Great Gusto

Published in Abstract Magazine, 2016

 

Is “binging” necessarily a bad thing? Most definitions I’ve read include the words; “to excess” and “more than desirable,” which begs the question of ‘desirable’ by whom, and how far is too far?

For those of us with Netflix et al, we binge (and yes, even binge to excess, which is double the definition and really saying something) and go all out on movies, documentaries, and particularly television shows. This has not always been the case; I remember originally trying to watch 24 when it was on television, waiting patiently for each weekly installment before ultimately losing interest.

Everything changed for me one time when I got quite sick and one of the prescriptions my doctor gave me kept me wide awake for most of the next week. So I Netflixed nearly the entire five seasons of Breaking Bad. Despite the fact that I suffered for seven days with two inner ear infections, I had a pretty good time.

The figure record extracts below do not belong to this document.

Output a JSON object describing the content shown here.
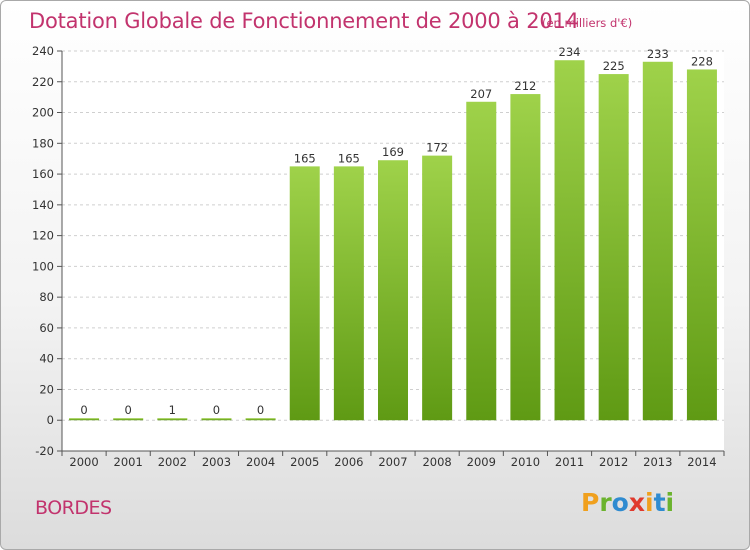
{
  "header": {
    "title": "Dotation Globale de Fonctionnement de 2000 à 2014",
    "subtitle": "(en milliers d'€)"
  },
  "footer": {
    "commune": "BORDES",
    "logo_text": "Proxiti"
  },
  "colors": {
    "title": "#c2336d",
    "bar_light": "#9fd24a",
    "bar_dark": "#5f9a14",
    "logo_letters": [
      "#f0a01e",
      "#6bb32e",
      "#2f8bd0",
      "#e03a2d",
      "#f0a01e",
      "#2f8bd0",
      "#6bb32e"
    ]
  },
  "chart_data": {
    "type": "bar",
    "title": "Dotation Globale de Fonctionnement de 2000 à 2014",
    "subtitle": "(en milliers d'€)",
    "categories": [
      "2000",
      "2001",
      "2002",
      "2003",
      "2004",
      "2005",
      "2006",
      "2007",
      "2008",
      "2009",
      "2010",
      "2011",
      "2012",
      "2013",
      "2014"
    ],
    "values": [
      0,
      0,
      1,
      0,
      0,
      165,
      165,
      169,
      172,
      207,
      212,
      234,
      225,
      233,
      228
    ],
    "data_labels": [
      "0",
      "0",
      "1",
      "0",
      "0",
      "165",
      "165",
      "169",
      "172",
      "207",
      "212",
      "234",
      "225",
      "233",
      "228"
    ],
    "ylim": [
      -20,
      240
    ],
    "yticks": [
      -20,
      0,
      20,
      40,
      60,
      80,
      100,
      120,
      140,
      160,
      180,
      200,
      220,
      240
    ],
    "grid": true,
    "xlabel": "",
    "ylabel": ""
  }
}
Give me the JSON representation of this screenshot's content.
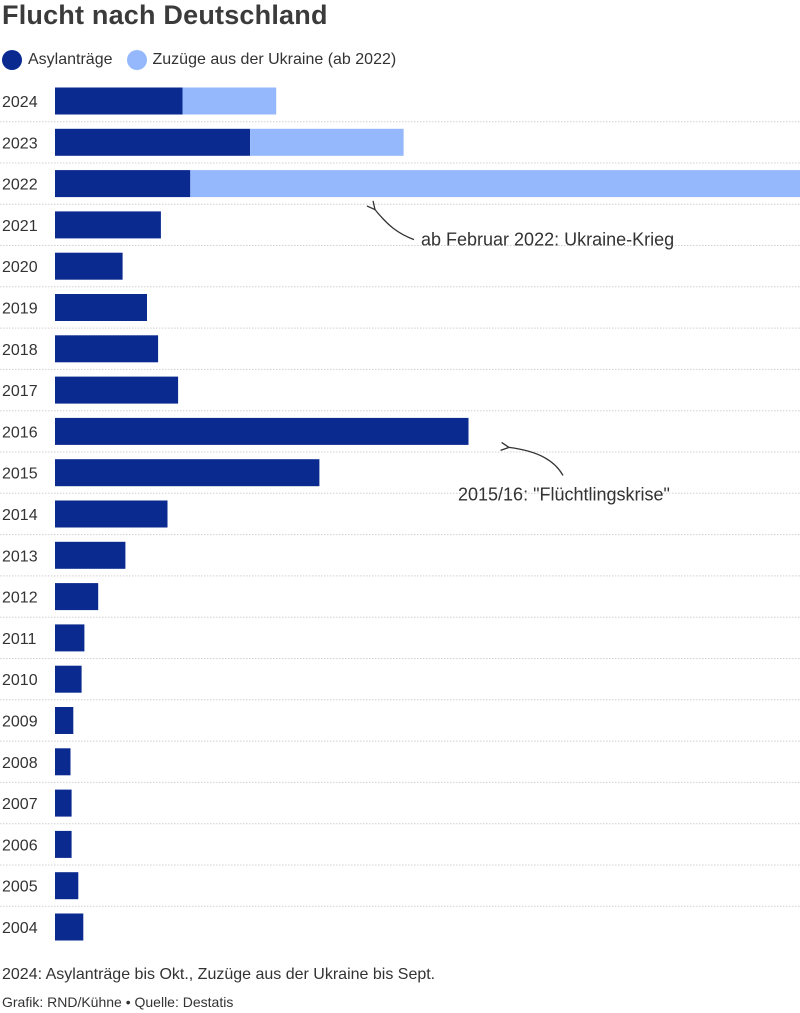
{
  "title": "Flucht nach Deutschland",
  "colors": {
    "asyl": "#0a2a8f",
    "ukraine": "#94b8fb",
    "gridline": "#d0d0d0"
  },
  "note": "2024: Asylanträge bis Okt., Zuzüge aus der Ukraine bis Sept.",
  "credit": "Grafik: RND/Kühne • Quelle: Destatis",
  "chart_data": {
    "type": "bar",
    "orientation": "horizontal",
    "stacked": true,
    "title": "Flucht nach Deutschland",
    "xlabel": "",
    "ylabel": "",
    "grid": false,
    "legend_position": "top-left",
    "categories": [
      "2024",
      "2023",
      "2022",
      "2021",
      "2020",
      "2019",
      "2018",
      "2017",
      "2016",
      "2015",
      "2014",
      "2013",
      "2012",
      "2011",
      "2010",
      "2009",
      "2008",
      "2007",
      "2006",
      "2005",
      "2004"
    ],
    "series": [
      {
        "name": "Asylanträge",
        "color": "#0a2a8f",
        "values": [
          230000,
          352000,
          244000,
          191000,
          122000,
          166000,
          186000,
          222000,
          746000,
          477000,
          203000,
          127000,
          78000,
          53000,
          48000,
          33000,
          28000,
          30000,
          30000,
          42000,
          51000
        ]
      },
      {
        "name": "Zuzüge aus der Ukraine (ab 2022)",
        "color": "#94b8fb",
        "values": [
          169000,
          277000,
          1100000,
          null,
          null,
          null,
          null,
          null,
          null,
          null,
          null,
          null,
          null,
          null,
          null,
          null,
          null,
          null,
          null,
          null,
          null
        ]
      }
    ],
    "xlim": [
      0,
      1344000
    ],
    "annotations": [
      {
        "category": "2022",
        "text": "ab Februar 2022: Ukraine-Krieg"
      },
      {
        "category": "2016",
        "text": "2015/16: \"Flüchtlingskrise\""
      }
    ]
  }
}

I haven’t been as sick since then but I’ve kept binging, absorbing hours of Game of Thrones,

Downton Abbey, Arrested Development, Twin Peaks, and Lost with great gusto and aplomb. I’ve even rediscovered Jack Bauer and caught up on my 24. Binging has given these shows new life.

Netflix conducted a study, which found among other things, that 61% of respondents said they regularly binge-watched shows and that 73% have positive feelings towards binge streaming TV. Naturally, show creators have taken notice of this phenomenon.

“It’s very possible we wouldn’t have made it…without this creation of these technologies and this cultural creation of binge-watching,” says Breaking Bad creator Vince Gilligan in an interview with Wired. “Under the old paradigm – using the old technology of simply having first runs and then reruns on networks – I don’t know that we would’ve reached the critical mass that we reached.”

Despite the popularity, Slate.com’s Jim Pagel argues that binging TV shows disturbs the integrity of individual episodes and destroys the pleasure found in cliffhangers. No time to mull over Red Weddings, or the Dharma Initiative, or the Man From Another Place.

James Poniewozik of Time Magazine is on the other side of the fence, noting that the surest sign a medium is changing is when people start to romanticize the very features of it that used to be condemned, and that the episodic nature of television is an advertising, rather than a storytelling, device. Poniewozik compares watching to reading: sometimes you tear through a novel in a weekend, other times you savor it over the course of a month or twono harm in either method.

Consider “House of Cards,” (a Netflix original series) where every episode of each season is released all at once online, and it’s up to the viewer to decide how quickly or slowly they’d like to consume it.

No one’s even quite sure what constitutes a “binge.” According to a Harris Interactive Poll, watching just two episodes of something in one sitting qualifies. But that means simply catching a couple episodes of Parks and Recreation in a row counts as a binge–a dubious idea considering that’s less than half the time it takes to watch your average movie.

Maybe it’s just time to retire the phrase, “binge watching.” After all, binge eating, drinking, shopping, and working all qualify as serious medical issues. But there must be some ways to go all out or ‘to excess’ that aren’t destructive–what of getting ahead on our gardening, exercising, or household projects?

Are those hours spent curled up in our favorite chair with a good book considered a binge read? How about time spent pursuing our life goals? I don’t think anyone speaks of Michael Jordan as having binged on basketball, or Neil Armstrong on a moon-binge.

We need to find a word to use when we immerse ourselves in what we love, completely, for an extended period of time, and while remaining healthy, responsible, and safe. Because that’s what I want: to grab life in great big heaping lumps; one moment, experience–or episode!–at a time.